I'm also kind of glad I hadn't posted before too, because I was feeling so over confidently good about overcoming my fear of needles I had planned on writing a post on how I'm feeling like I can do anything with a little motivation blahblahblah....
That was before I was given the "PM" shot. I don't have a picture of it yet, but that thing is twice as big as this little shot, and I inject 3 times as much fluid into my lower back. OUCH!!! I'm on night 3 of that one, and it's pretty bad. I get light headed, I need something to squeeze, and last night I actually cried. If you've ever had an epidural or a spinal tap, you know that painful pressure you feel up and down your spine? It's a slightly toned down version of that. We might try a different spot tonight, because I don't know if it's suppose to hurt that bad. So much for the right motivation huh? I'm really starting to second guess my ability to handle things.

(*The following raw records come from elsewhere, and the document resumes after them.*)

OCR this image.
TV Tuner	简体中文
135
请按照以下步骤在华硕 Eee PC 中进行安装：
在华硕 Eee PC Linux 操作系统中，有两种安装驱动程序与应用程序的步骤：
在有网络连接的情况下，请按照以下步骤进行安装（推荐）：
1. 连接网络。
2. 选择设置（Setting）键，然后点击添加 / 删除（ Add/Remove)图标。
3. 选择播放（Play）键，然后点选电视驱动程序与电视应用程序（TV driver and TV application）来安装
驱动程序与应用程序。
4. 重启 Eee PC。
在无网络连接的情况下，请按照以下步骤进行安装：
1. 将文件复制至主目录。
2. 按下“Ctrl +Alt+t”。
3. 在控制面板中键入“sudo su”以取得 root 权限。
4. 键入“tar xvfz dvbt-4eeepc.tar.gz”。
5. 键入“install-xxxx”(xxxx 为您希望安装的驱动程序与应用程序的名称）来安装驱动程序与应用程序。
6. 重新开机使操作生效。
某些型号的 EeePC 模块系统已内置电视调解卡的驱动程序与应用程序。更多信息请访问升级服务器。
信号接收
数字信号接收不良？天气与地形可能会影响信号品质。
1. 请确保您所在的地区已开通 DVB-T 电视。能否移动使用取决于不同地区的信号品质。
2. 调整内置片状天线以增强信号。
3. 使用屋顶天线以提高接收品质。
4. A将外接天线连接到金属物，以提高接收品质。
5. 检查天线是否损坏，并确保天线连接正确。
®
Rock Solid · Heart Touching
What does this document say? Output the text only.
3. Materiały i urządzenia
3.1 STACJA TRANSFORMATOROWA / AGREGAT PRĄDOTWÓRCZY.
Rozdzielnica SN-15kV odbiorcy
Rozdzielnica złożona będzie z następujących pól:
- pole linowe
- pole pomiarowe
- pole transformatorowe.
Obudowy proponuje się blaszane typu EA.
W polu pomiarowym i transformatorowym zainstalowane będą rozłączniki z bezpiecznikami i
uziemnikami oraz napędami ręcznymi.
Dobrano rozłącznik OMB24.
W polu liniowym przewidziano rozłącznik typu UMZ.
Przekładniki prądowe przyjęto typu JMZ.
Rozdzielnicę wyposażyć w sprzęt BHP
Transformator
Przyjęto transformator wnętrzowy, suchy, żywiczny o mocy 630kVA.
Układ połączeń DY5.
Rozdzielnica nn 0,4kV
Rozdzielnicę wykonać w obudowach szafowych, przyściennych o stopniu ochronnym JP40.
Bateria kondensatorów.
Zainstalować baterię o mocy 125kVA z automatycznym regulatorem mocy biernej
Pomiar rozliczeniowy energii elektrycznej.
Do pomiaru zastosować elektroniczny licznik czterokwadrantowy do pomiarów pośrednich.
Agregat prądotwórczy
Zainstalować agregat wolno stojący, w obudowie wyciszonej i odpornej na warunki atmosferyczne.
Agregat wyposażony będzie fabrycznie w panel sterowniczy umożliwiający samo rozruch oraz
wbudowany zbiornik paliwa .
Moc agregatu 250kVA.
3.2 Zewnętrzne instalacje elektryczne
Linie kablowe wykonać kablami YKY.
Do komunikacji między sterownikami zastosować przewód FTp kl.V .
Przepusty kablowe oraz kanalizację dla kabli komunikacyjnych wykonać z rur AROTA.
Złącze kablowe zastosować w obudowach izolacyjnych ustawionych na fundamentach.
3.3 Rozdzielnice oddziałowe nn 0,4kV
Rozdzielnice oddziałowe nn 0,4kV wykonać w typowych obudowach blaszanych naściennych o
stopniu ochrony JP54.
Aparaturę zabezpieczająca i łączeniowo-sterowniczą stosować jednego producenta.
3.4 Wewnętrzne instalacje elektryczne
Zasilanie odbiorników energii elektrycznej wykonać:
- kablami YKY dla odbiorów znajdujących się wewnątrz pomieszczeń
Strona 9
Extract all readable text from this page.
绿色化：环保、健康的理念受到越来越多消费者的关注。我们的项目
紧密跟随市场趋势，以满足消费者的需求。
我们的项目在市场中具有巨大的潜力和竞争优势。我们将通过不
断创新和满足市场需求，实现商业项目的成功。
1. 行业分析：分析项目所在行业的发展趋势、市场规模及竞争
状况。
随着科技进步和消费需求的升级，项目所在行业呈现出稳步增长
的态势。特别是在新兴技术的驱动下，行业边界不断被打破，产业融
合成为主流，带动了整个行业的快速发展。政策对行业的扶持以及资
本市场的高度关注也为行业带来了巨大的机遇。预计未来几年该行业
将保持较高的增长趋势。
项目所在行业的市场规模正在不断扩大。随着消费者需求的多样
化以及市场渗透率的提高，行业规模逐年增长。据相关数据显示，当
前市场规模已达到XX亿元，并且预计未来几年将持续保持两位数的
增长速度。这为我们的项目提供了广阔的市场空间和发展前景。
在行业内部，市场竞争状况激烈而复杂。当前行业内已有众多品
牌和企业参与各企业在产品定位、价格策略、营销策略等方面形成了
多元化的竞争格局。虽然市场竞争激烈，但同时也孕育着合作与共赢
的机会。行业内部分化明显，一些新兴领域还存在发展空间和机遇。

As far as emotions go, I was doing great until yesterday. After that last shot, I just felt like watching a sad movie and eating ice-cream. It's only for about 10 more days, so I hope I don't turn into a total nut-case before then.
Friday, February 11, 2011
Monday, January 31, 2011
Never fails. Every time I go to the grocery store with the kids, some one is sure to make a comment about the number of kids i have, or how full my hands are!? Really?! It's only three! Maybe it looks like more because of how fast they run circles around the shoppingcart, I don't know. I guess this is California and not Utah or Arizona, but still. It's just three.....for now.
No I'm not pregnant, yet. I'm not complaining really, I just thought it'd be a good segway for my real reason for this post.
For the past 3 years, I've known I wanted another baby. Not a big deal if I hadn't had my tubes tied after Savannah was born, BUT I did. Under the "guidance" of my doctor I decided 3 was good, and I was done with being pregnant, but that was before I knew she had a cleft, or that I would emotionally check-out for the next 6 months of our lives.
I see the pictures, and I remember all we went through before her surgeries, but it still seems like it all happened to someone else, and I was just watching it happen. There's a lot I regret not doing for those first 6 months of her life, and I'm sure that plays a big part in my decision and perserverence to have another baby, but we all (the kids and Mark and I) made it through that hard time in one piece and for that I am both grateful and proud of us.
For the past 6 months we've been seeing a fertility doctor, and after a couple of set backs, we are Finally going to start IVF this month.
I'm including a general disclaimer to anyone who will be around me, or might cross my path in these next 7 or 8 week. I will have an abnormally high amount of hormones and drugs going through me, and would like to apologize now for any emotional outbursts or swings that may occur. Then again, maybe it won't be that bad right? Either way, you've been warned.